Het ronden van de kaap van veertig heeft zo van die vervelende nevenverschijnselen. Als wordt gevraagd naar jonge lieden in de zaal, sta je spontaan op, om spoedig te merken dat je actie door de omstaanders als weinig geloofwaardig wordt beoordeeld. Meer en meer ontmoet je ook generatiegenoten die je er enigszins boosaardig op wijzen dat het standpunt dat je zonet met brio hebt verdedigd, niet helemaal in eenklank is met wat je placht te beweren als je twintig was. Als je de eigen schrijfsels van toen herleest, had dat erger gekund, maar het valt niet te ontkennen dat je de dingen vandaag anders onder woorden zou brengen.
Voortschrijdend inzicht? Ach wat. Het excuus van wie de continuïteit in het eigen levensverhaal vooral vervelend vindt, en niet liever zou hebben dan grote breuken in de eigen wereldvisie te ontwaren. Dat valt echter vaker tegen dan mee.
Vooral behoede de Heer ons echter voor het leeftijdsgebonden schoolmeesterschap, dat staat tot paternalisme zoals snobisme tot aristocratie staat. “Je zal nog wel ontdekken, jongeman…” En zelfs als dat zo zou zijn, wat doet het ertoe?

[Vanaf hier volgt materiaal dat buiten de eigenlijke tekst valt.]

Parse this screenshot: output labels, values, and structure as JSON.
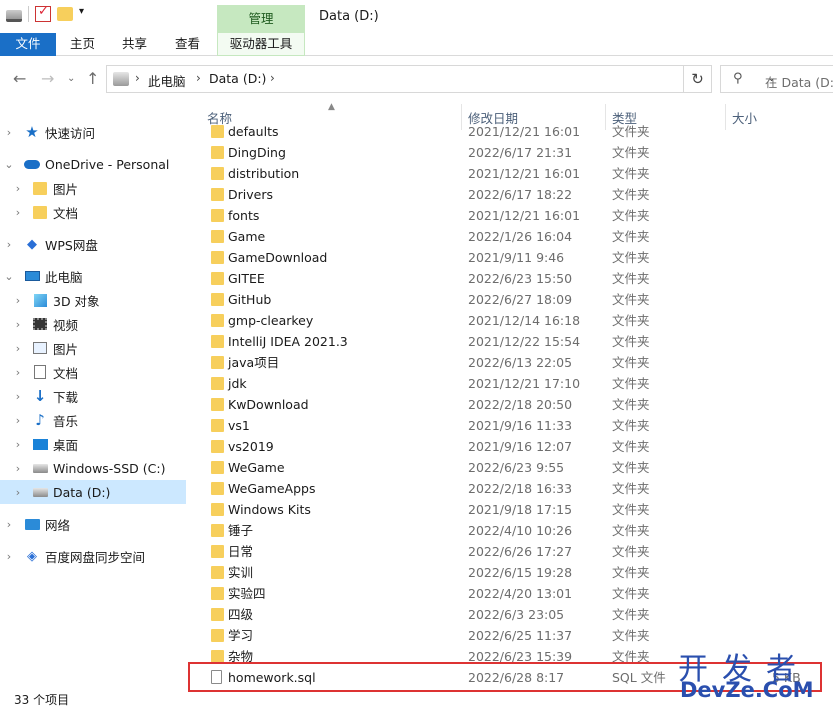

Leopold von Ranke, de vader van de wetenschappelijke geschiedschrijving, waarschuwde al voor het beoordelen van andere tijden vanuit de vooroordelen van de eigen tijd. Hij deed dat in manende termen: “Jede Epoche steht unmittelbar zu Gott” – en onttrekt zich dus aan het oordeel van de latere generaties. In het leven van personen is het niet anders: “Jedes Lebensstadium steht unmittelbar zu Gott”, en het is ongepast in het ouder worden een excuus te zoeken om het jongere zelf te gaan veroordelen of vergoelijken. Dat die zelfdiscipline ook gemoedsrust met zich mee kan brengen, is een gepaste compensatie voor de inspanning die ze vergt.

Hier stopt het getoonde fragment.